The Best Damn Bachelorette Recap | Week 3, Part 23:31 PM
I need her to dress me. Not in a lesbian way.
We open on Chad apologizing to the guys for being afraid of him. He really means it tho.
Evan: You owe me an apology and a new shirt.
Chad: Ok, I'll give you 20 bucks.
Who's the skinny lifeguard-looking dude who wants "everyone to feel comfortable?"
While Evan is getting a tampon, Jordan & JoJo are mouth-humping in the courtyard. We really don't need up-close shots where spit is exchanged, ABC.
Chad & Jim Halpert battle. It's just a pissing contest, so I won't bother.
Whatever, whatever. Chad doesn't leave, obvi, because ratings. Some guys named Christian, Nick and Ali leave.
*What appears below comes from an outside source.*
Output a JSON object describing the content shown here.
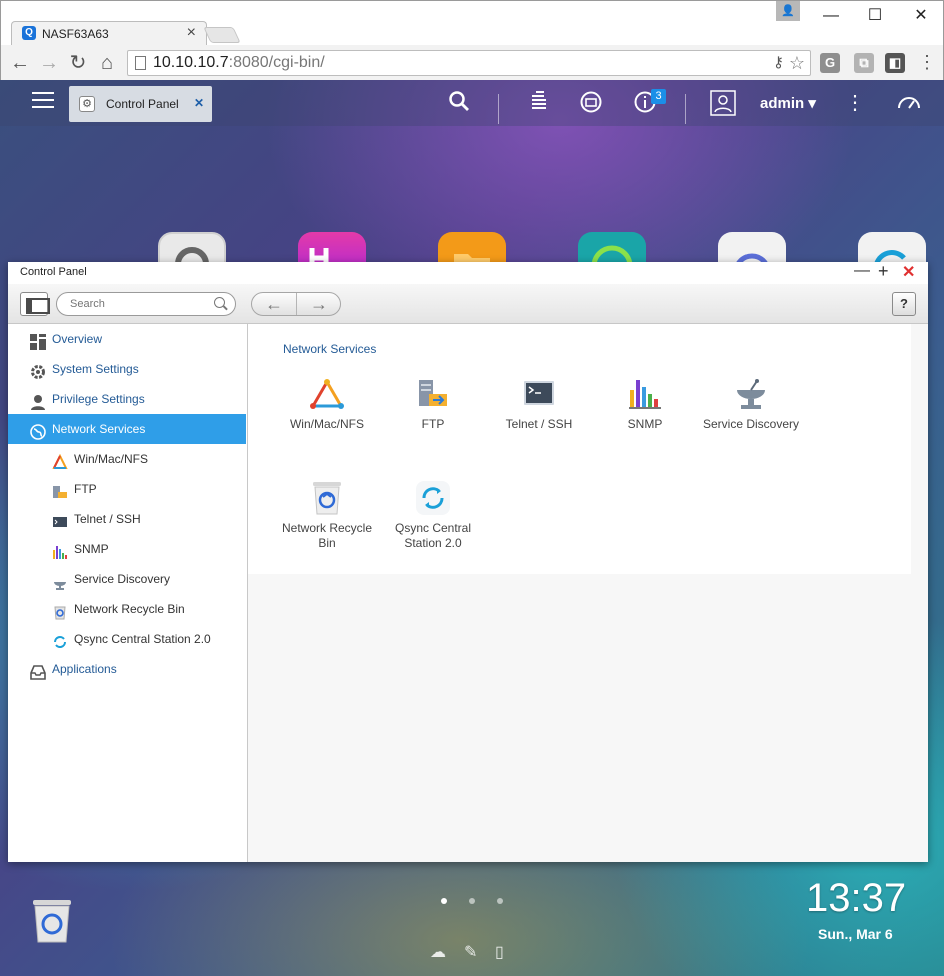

When I looked up interesting facts about Pennsylvania, the first fact that came up was that the state insect is the firefly. I typed in "interesting."
I guess people are tired of going to exotic, beautiful islands.
Date with Luke aka Ace Ventura
The most interesting thing about this date is JoJo's bathing suit, which you can buy here.
JoJo: You're so sexy. How did you get that way?
Ace: My best friend died in Afghanistan.
JoJo: Was it hard to move on?
Ace: No, it was great.
Before the group date even begins, the best part is that Chad is going on a 2-on-1 with Alex. I'm not ready for Chad to go home. I was hoping for at least a right hook or two before we were forced to say goodbye.
Another sports date. Hey, ABC! Stop being so damn sexist.
Evan: I've never played football before.
All of America: No shit.
Evan gets taken out by a football.
James Taylor (can we not just call him James?) gets a bloody eye.
Jordan tries to prove he isn't the has-been that he actually is.
The Best 2-on-1 in Bach History
Guys, as I type this, I am so fecking giddy! This is going to be epic. Chad threatened to beat the shit out of Alex yesterday AND that he would go to Jordan's house after the show is over & beat his ass, so this is gon' be A W E S O M E.
JoJo: I don't know how you feel about Chad...
Alex: He's a prick.
JoJo: No way. That is so shocking. I'm so confused.
JoJo: I heard you're threatening people.
Chad: I mean, I haven't hit anyone.
JoJo: You threatened to beat people.
Chad: Just to get them to shut their mouth. I mean, there's no other way. It's not like you can just talk to someone and have a conversation. Violence is the only answer.
JoJo's talking head: His mom died, so his violence is perfectly acceptable. I know that, if he ever hit me, it would be my fault because his mom is dead. He's just misunderstood.
The following conversations are pure effing gold.
Chad: I'm not angry, I'm just disappointed.
Alex: You're a piece of shit.
Chad: Have a glass of milk.
Alex: I don't like milk.
Chad: Well, you're stupid because milk is delicious.
JoJo: Have you threatened people in the house?
Chad: I mean, it's not 100% false.
JoJo: Alex, please accept this rose. Chad, please accept this restraining order.
While the boys at the mansion rejoice, something inside of me has died. The only thing interesting about this season was Chad.
Chad wonders off into the forest to find the cabin where Alex & JoJo are currently making out.
ABC, you have finally done it! The Bach turned from cheesy romance trash to a horror movie! Bravo!
See you in 2 weeks!
This blog post is dedicated to Ashley Crawford.
She's not dead or something. She's just a thorn in my side.